Tuesday, April 2, 2013

Less caster angle?

I spent an afternoon at LTE recumbent bike shop. The owner Boudewijn, from the Tripod and Tracer trikes, suggested I did less caster on the Tribolt. The tilting effect will be less as a result.

Maybe he is right. Maybe not. Point is he always links the front brakes on his trikes. Then you don't need centerpoint steering.

When I built the first copy of the Raptor I had no steering axis inclination. The handling was perfect. With 14 degrees caster. After I added my design steering the brake-steer was as god as gone, or at least very manageable.
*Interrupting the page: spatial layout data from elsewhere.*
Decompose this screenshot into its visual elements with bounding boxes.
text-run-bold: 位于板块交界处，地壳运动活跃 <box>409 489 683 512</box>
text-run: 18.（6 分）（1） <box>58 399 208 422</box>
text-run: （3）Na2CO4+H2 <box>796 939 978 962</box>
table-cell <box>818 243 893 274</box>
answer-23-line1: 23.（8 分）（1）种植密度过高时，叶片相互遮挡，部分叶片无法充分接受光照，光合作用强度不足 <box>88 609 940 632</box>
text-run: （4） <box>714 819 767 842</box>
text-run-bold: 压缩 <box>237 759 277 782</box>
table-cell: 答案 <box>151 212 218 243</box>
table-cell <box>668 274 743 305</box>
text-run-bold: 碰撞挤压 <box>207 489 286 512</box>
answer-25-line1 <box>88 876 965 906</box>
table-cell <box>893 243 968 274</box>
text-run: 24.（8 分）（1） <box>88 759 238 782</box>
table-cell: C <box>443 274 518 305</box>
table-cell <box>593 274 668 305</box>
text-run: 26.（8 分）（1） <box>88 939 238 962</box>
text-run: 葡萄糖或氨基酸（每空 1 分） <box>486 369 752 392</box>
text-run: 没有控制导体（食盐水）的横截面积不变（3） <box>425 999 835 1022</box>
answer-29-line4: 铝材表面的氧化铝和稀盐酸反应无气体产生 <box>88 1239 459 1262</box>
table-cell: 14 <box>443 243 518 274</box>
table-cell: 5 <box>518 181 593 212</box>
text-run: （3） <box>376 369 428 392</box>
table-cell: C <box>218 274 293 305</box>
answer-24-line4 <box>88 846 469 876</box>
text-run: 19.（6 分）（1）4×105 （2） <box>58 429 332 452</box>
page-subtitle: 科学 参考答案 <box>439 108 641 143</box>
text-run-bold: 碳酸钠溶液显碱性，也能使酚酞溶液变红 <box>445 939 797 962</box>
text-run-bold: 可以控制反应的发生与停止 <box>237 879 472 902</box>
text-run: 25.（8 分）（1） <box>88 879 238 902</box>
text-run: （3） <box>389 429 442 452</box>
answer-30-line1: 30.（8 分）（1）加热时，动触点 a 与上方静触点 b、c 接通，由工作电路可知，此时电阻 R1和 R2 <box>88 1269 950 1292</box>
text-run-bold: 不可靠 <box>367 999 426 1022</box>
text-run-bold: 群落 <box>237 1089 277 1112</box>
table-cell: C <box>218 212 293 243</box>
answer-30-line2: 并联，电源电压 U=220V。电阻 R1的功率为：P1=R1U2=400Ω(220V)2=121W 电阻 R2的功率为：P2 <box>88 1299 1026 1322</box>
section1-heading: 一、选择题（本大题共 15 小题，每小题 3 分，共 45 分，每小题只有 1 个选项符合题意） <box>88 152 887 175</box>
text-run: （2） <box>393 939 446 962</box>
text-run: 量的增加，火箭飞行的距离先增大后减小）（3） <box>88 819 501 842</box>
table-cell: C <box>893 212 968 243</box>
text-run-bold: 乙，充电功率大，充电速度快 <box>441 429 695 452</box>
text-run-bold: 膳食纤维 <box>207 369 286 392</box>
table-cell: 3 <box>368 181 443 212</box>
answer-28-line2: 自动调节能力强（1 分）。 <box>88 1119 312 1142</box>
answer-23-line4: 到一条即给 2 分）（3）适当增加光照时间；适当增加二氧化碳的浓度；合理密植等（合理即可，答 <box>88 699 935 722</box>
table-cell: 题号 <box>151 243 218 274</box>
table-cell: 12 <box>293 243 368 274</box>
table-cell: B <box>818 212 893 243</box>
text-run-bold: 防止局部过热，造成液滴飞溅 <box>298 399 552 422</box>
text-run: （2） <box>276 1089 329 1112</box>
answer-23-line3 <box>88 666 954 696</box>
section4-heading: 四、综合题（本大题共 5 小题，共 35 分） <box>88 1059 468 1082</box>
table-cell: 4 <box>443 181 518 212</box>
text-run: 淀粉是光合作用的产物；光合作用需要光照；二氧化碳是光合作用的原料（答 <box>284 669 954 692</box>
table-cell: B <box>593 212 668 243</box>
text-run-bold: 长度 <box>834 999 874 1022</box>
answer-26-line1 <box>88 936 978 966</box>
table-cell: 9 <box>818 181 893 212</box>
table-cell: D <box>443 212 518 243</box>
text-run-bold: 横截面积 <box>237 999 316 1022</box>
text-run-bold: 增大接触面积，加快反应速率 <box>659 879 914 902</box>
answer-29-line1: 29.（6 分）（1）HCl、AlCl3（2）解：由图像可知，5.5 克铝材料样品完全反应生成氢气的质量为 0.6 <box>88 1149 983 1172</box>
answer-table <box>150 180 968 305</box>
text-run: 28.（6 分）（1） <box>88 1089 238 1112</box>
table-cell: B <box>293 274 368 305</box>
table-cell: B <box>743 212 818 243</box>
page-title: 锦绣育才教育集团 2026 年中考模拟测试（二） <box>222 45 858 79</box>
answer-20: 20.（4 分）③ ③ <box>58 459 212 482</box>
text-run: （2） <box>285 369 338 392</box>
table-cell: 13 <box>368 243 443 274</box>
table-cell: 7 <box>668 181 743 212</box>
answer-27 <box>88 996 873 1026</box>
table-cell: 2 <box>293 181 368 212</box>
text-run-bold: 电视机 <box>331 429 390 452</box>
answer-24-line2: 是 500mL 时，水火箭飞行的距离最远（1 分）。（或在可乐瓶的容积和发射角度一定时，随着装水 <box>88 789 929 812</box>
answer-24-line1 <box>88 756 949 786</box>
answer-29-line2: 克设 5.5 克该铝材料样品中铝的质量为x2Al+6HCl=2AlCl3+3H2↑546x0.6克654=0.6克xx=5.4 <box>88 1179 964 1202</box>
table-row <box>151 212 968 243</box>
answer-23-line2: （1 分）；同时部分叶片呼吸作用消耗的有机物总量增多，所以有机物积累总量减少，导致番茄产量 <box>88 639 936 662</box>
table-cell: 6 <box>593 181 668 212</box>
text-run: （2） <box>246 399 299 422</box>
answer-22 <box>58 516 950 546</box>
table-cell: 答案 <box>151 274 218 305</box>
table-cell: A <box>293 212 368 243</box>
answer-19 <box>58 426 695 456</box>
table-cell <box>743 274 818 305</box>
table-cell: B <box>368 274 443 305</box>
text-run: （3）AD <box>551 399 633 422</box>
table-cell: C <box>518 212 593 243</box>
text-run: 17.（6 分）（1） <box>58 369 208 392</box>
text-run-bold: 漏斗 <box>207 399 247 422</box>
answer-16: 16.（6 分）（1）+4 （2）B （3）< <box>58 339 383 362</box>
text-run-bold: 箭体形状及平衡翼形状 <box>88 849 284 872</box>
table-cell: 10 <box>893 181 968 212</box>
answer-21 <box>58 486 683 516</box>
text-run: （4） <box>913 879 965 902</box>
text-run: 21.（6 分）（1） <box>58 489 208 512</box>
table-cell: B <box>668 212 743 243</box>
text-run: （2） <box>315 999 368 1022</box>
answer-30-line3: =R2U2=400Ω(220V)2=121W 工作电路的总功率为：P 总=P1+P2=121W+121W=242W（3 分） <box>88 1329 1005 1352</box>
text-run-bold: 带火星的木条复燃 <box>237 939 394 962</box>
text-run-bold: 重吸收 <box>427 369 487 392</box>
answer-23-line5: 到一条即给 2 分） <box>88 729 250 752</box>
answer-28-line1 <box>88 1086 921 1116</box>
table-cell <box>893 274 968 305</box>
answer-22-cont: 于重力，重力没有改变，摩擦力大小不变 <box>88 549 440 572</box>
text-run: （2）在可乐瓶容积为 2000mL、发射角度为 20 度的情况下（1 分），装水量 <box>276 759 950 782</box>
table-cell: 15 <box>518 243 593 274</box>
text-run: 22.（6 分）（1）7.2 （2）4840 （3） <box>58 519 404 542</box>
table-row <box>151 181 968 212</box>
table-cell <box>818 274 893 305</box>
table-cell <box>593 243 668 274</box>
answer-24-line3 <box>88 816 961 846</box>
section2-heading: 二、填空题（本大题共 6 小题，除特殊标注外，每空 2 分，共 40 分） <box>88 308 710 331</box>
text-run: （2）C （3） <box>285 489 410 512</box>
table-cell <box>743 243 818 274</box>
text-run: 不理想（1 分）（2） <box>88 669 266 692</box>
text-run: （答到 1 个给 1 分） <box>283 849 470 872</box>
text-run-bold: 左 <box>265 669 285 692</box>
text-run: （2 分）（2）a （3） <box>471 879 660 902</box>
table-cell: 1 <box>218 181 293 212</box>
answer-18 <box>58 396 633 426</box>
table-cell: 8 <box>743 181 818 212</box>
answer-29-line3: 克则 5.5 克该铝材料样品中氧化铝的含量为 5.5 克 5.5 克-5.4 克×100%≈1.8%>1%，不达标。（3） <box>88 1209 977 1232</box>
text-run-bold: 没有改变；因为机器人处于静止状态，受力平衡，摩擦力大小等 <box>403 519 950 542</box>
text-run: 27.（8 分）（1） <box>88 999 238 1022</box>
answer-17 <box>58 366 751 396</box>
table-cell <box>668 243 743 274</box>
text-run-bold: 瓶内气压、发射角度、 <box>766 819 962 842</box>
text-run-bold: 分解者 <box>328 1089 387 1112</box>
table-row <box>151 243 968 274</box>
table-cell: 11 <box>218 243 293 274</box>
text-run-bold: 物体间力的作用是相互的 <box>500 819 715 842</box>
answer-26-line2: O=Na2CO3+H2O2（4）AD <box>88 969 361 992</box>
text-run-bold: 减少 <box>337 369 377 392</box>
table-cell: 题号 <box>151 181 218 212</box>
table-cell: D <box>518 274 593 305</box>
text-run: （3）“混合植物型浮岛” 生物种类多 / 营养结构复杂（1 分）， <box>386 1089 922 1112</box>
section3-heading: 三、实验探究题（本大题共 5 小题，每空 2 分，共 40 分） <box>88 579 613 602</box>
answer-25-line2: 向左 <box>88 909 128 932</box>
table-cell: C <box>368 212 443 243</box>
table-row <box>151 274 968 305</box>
But it didn't improve anything else.

So I will do some experiments with less caster and less kingpin angle and compensate with the wheel axle further behind the kingpin.
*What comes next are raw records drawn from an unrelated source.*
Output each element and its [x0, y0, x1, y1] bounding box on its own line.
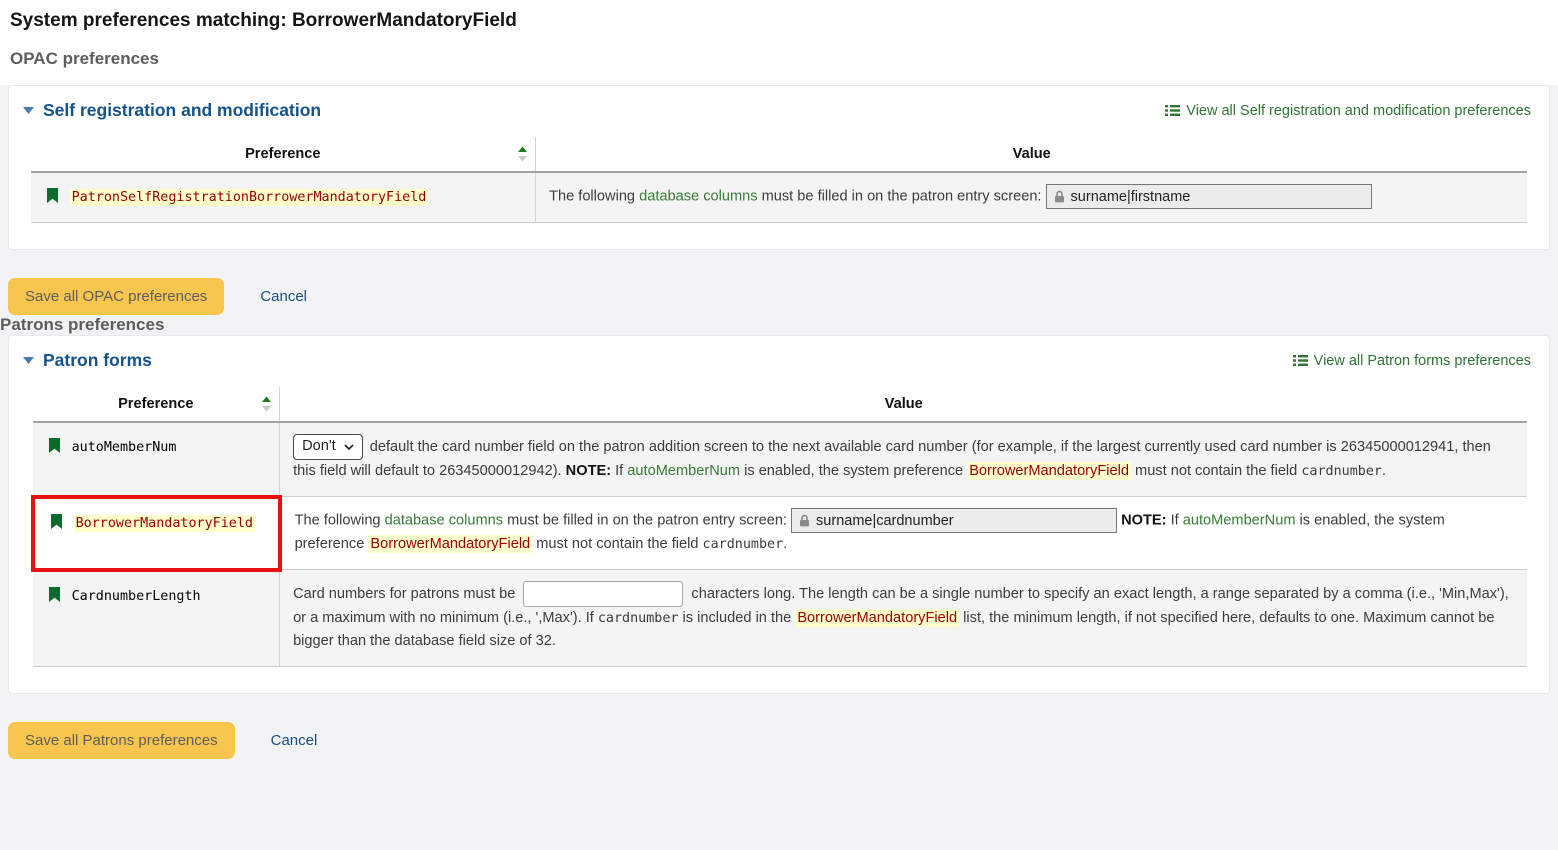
value-text: .: [783, 536, 788, 553]
bookmark-icon[interactable]: [51, 514, 62, 529]
note-label: NOTE:: [565, 463, 612, 479]
section-title-label: Self registration and modification: [43, 100, 322, 120]
preference-name-cell: [33, 570, 280, 667]
highlighted-term: BorrowerMandatoryField: [797, 610, 958, 627]
value-text: If: [1166, 512, 1183, 529]
page-title: System preferences matching: BorrowerMandatoryField: [10, 10, 517, 31]
save-all-opac-preferences-button[interactable]: Save all OPAC preferences: [8, 278, 224, 315]
opac-panel: [8, 85, 1550, 250]
patrons-preferences-heading: Patrons preferences: [0, 315, 165, 334]
list-icon: [1165, 104, 1180, 117]
opac-preferences-heading: OPAC preferences: [10, 49, 159, 68]
value-text: The following: [549, 188, 640, 205]
bookmark-icon[interactable]: [49, 438, 60, 453]
collapse-caret-icon: [23, 107, 34, 114]
cardnumber-length-input[interactable]: [523, 581, 683, 607]
value-text: list, the minimum length, if not specified here, defaults to one. Maximum cannot be bigger than the database field size of 32.: [293, 610, 1495, 650]
table-header-row: [31, 137, 1528, 172]
value-text: The following: [294, 512, 385, 529]
value-text: must be filled in on the patron entry screen:: [757, 188, 1046, 205]
value-text: default the card number field on the patron addition screen to the next available card number (for example, if the largest currently used card number is 26345000012941, then this field will default to 26345000012942).: [293, 438, 1491, 479]
sort-arrows-icon: [262, 397, 271, 412]
opac-pref-table: [31, 137, 1528, 223]
bookmark-icon[interactable]: [47, 188, 58, 203]
value-text: Card numbers for patrons must be: [293, 585, 520, 602]
locked-input-wrapper: [1046, 184, 1372, 209]
sort-arrows-icon: [518, 147, 527, 162]
column-header-label: Preference: [245, 146, 321, 162]
column-header-label: Value: [1012, 146, 1051, 162]
save-all-patrons-preferences-button[interactable]: Save all Patrons preferences: [8, 722, 235, 759]
column-header-value[interactable]: [280, 387, 1528, 422]
value-text: must not contain the field: [532, 536, 703, 553]
view-all-label: View all Patron forms preferences: [1313, 352, 1531, 369]
preference-name-cell-highlighted: [33, 497, 280, 570]
code-text: cardnumber: [702, 537, 784, 553]
patrons-panel: [8, 335, 1550, 694]
value-text: If: [611, 463, 628, 479]
preference-name-cell: [33, 422, 280, 497]
bottom-spacer: [0, 759, 1558, 773]
column-header-label: Preference: [118, 396, 194, 412]
table-row-borrowermandatoryfield: [33, 497, 1528, 570]
column-header-preference[interactable]: [33, 387, 280, 422]
select-value: Don't: [302, 438, 336, 455]
value-text: is enabled, the system preference: [740, 463, 968, 479]
patrons-cancel-link[interactable]: Cancel: [270, 732, 318, 750]
preference-name: CardnumberLength: [71, 588, 201, 604]
preference-name: PatronSelfRegistrationBorrowerMandatoryField: [71, 190, 427, 205]
patron-self-registration-mandatory-field-input[interactable]: [1071, 189, 1364, 205]
automembernum-link[interactable]: autoMemberNum: [627, 463, 741, 479]
preference-name: BorrowerMandatoryField: [75, 515, 253, 531]
opac-actions: [8, 278, 1558, 315]
page-header: [0, 0, 1558, 85]
code-text: cardnumber: [1301, 464, 1382, 479]
bookmark-icon[interactable]: [49, 587, 60, 602]
borrower-mandatory-field-input[interactable]: [816, 513, 1109, 529]
section-self-registration[interactable]: [23, 100, 321, 121]
value-text: must not contain the field: [1130, 463, 1302, 479]
table-header-row: [33, 387, 1528, 422]
database-columns-link[interactable]: database columns: [384, 512, 504, 529]
highlighted-term: BorrowerMandatoryField: [370, 536, 531, 553]
automembernum-link[interactable]: autoMemberNum: [1182, 512, 1296, 529]
opac-cancel-link[interactable]: Cancel: [260, 288, 308, 305]
database-columns-link[interactable]: database columns: [639, 188, 758, 205]
preference-name-cell: [31, 172, 536, 223]
note-label: NOTE:: [1121, 512, 1167, 529]
value-text: is enabled, the system preference: [294, 512, 1445, 553]
patrons-pref-table: [31, 387, 1528, 667]
section-patron-forms[interactable]: [23, 350, 152, 371]
value-text: must be filled in on the patron entry screen:: [503, 512, 792, 529]
preference-value-cell: [280, 497, 1528, 570]
chevron-down-icon: [344, 444, 354, 450]
lock-icon: [799, 514, 810, 527]
auto-member-num-select[interactable]: [293, 434, 363, 460]
column-header-label: Value: [884, 396, 923, 412]
collapse-caret-icon: [23, 357, 34, 364]
preference-name: autoMemberNum: [71, 440, 177, 455]
table-row-cardnumberlength: [33, 570, 1528, 667]
view-all-label: View all Self registration and modification preferences: [1186, 102, 1531, 119]
list-icon: [1293, 354, 1308, 367]
highlighted-term: BorrowerMandatoryField: [969, 463, 1129, 479]
preference-value-cell: [536, 172, 1528, 223]
locked-input-wrapper: [791, 508, 1117, 533]
table-row: [31, 172, 1528, 223]
value-text: characters long. The length can be a single number to specify an exact length, a range separated by a comma (i.e., 'Min,Max'), or a maximum with no minimum (i.e., ',Max'). If: [293, 585, 1509, 627]
preference-value-cell: [280, 570, 1528, 667]
preference-value-cell: [280, 422, 1528, 497]
value-text: is included in the: [678, 610, 796, 627]
code-text: cardnumber: [597, 611, 679, 627]
view-all-self-registration-link[interactable]: [1165, 103, 1531, 119]
column-header-value[interactable]: [536, 137, 1528, 172]
view-all-patron-forms-link[interactable]: [1293, 353, 1531, 369]
column-header-preference[interactable]: [31, 137, 536, 172]
section-title-label: Patron forms: [43, 350, 152, 370]
table-row-automembernum: [33, 422, 1528, 497]
value-text: .: [1381, 463, 1387, 479]
patrons-actions: [8, 722, 1558, 759]
lock-icon: [1054, 190, 1065, 203]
The last word is not spoken yet about the steering. It's complicated. My L-profile setup works fine. But perhaps it can be improved by other angles, more or less Ackermann compensation and axle placement.

If you do link the front brakes, please consider the simple straight Raptor method with no steering axis inclination whatsoever. Death easy construction. I found 14 degrees working great. Less then 10 degrees and you may encounter problems with the bottom bracket height and your heels touching the road. Check before you drill.



  1. Study of the tribolt's, Kingpin to Wheel Axle Orientation...

    i understand that the axle of the wheel should be trailing (behind) the king pin orientation... but in the case of the tribolt, were the wheel axle centerpoint is in a higher point to the ground, over the ging pin.. How does this rule apply?

    could moving the trail distance 1 cm back changing the axis angles towards the desired tire contact patch area, will affect positevelly the center brake steering??

    Perhaps a bit of negative camber and a bit of a ‘Toe-In’ relationship is desired to provides greater straight line stability and better braking at the cost of efficiency on cornering response.